Parlando dal palco del congresso dei Giovani di Forza Italia, Silvio Berlusconi non usa mezzi termini nel giudicare la situazione politica e l’operato del governo, in particolare del M5s. “Siamo in una democrazia illiberale ma il governo cadrà e la Lega tornerà nel centrodestra” ha assicurato il Cavaliere.

“In Italia c’è un’aria di illibertà, siamo in una democrazia illiberale e se si continua così, siamo davvero all’anticamera di una dittatura”, Non usa mezzi termini il leader di Forza Italia Silvio Berlusconi nel giudicare la situazione politica attuale nel nostro paese e l’operato di questo governo M5s-Lega, attaccando soprattutto i pentastellati e i loro provvedimenti legislativi in materia economica e sociale. “Tutte le dichiarazioni del M5s, sinceramente, mettono preoccupazione. Siamo dentro una democrazia che possiamo tranquillamente definire illiberale. Sono molto preoccupato, anche il Pd ha capito che siamo di fronte a un governo pericoloso”, ha dichiarato Berlusconi davanti alla platea del congresso dei Giovani di Forza Italia, in corso oggi a Roma, arrivando a profetizzare una rapida caduta dell’Esecutivo. Una prospettiva che nei suoi calcoli potrebbe rappresentare una rinascita del centrodestra anche se a trazione leghista.
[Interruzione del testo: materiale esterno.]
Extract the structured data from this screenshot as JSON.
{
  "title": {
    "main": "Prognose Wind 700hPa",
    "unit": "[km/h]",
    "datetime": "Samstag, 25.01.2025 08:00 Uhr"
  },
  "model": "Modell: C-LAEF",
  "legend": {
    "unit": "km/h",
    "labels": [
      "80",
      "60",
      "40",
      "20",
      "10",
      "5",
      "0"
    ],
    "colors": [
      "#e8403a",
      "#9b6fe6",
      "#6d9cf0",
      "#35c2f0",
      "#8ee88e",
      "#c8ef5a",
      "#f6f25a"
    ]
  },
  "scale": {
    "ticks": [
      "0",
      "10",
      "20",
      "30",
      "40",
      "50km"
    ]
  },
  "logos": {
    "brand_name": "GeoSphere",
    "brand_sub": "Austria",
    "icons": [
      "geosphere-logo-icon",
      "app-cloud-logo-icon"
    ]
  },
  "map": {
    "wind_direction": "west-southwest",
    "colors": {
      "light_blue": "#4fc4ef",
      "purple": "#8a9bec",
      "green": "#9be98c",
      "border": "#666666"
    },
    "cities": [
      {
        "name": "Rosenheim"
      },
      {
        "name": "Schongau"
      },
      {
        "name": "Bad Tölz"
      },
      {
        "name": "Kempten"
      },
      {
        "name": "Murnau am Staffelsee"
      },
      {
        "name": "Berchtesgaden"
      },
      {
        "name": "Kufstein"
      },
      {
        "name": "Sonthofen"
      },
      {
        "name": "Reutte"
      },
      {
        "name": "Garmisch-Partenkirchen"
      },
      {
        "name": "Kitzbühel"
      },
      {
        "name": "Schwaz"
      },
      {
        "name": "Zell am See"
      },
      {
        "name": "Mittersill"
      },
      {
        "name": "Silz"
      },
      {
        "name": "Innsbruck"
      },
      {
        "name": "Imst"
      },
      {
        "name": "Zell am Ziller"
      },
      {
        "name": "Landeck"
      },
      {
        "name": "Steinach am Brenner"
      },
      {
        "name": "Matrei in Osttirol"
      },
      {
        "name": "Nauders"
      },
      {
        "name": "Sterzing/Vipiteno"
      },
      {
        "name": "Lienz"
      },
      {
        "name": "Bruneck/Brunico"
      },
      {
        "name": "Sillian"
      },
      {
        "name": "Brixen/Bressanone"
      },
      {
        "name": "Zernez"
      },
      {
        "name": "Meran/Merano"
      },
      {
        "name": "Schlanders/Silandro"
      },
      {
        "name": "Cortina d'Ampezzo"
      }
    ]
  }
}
“Sento un’aria pesante, siamo ritornati al ’94 con una grave situazione di pericolo perché I grillini aggiungono al loro vetero comunismo anche una smodata invidia sociale e una assoluta ignoranza e non conoscenza dell’amministrazione pubblica” ha sottolineato Berlusconi, assicurando: “Dopo aver salvato l’Italia dagli eredi dei comunisti all’epoca, sono ancora in campo per dare un contributo al nuovo salvataggio dell’Italia”. Il Cavaliere, che secondo indiscrezioni starebbe già lavorando ad un possibile restyling del partito, infatti sembra puntare su una nuova alleanza con la Lega di Salvini una volta che la difficile convivenza col M5s sarà interrotta. “Penso ci sia la certezza che il centrodestra rimanga unito e che questo governo non possa durare. La Lega si accorgerà che non può tradire i suoi elettori e il Governo cadrà, allora ci saranno due possibilità”: la prima, ha spiegato, è quella di “un mandato al centrodestra che trovi i voti necessari in Parlamento per formare una maggioranza”; la seconda è nuove elezioni, che vedrebbero “il centrodestra vincere, perché sono sicuro che gli italiani in gran numero capiranno l’errore e si porteranno nei seggi per garantire al paese un futuro di democrazia e di libertà”.

La replica di Salvini, che non si è fatta attendere, però sembra andare in un’altra direzione. A margine della sua visita a Eicma, il salone delle due ruote di Milano, il ministro dell’Interno infatti ha sottolineato: “Berlusconi parla addirittura di rischio ‘dittatura’ in Italia? Io certe sciocchezze ed esagerazioni le lascerei dire ai burocrati di Bruxelles e ai nostalgici e frustrati di sinistra, l’Italia con la Lega al governo sarà sempre democratica e mai più serva di nessuno”. “Chi parla di rischio dittatura in Italia non ha ben presente che l’Italia sta bene. Mi dispiace che Berlusconi usi le parole che di solito usano i Renzi, le Boldrini e gli Juncker” ha concluso Salvini.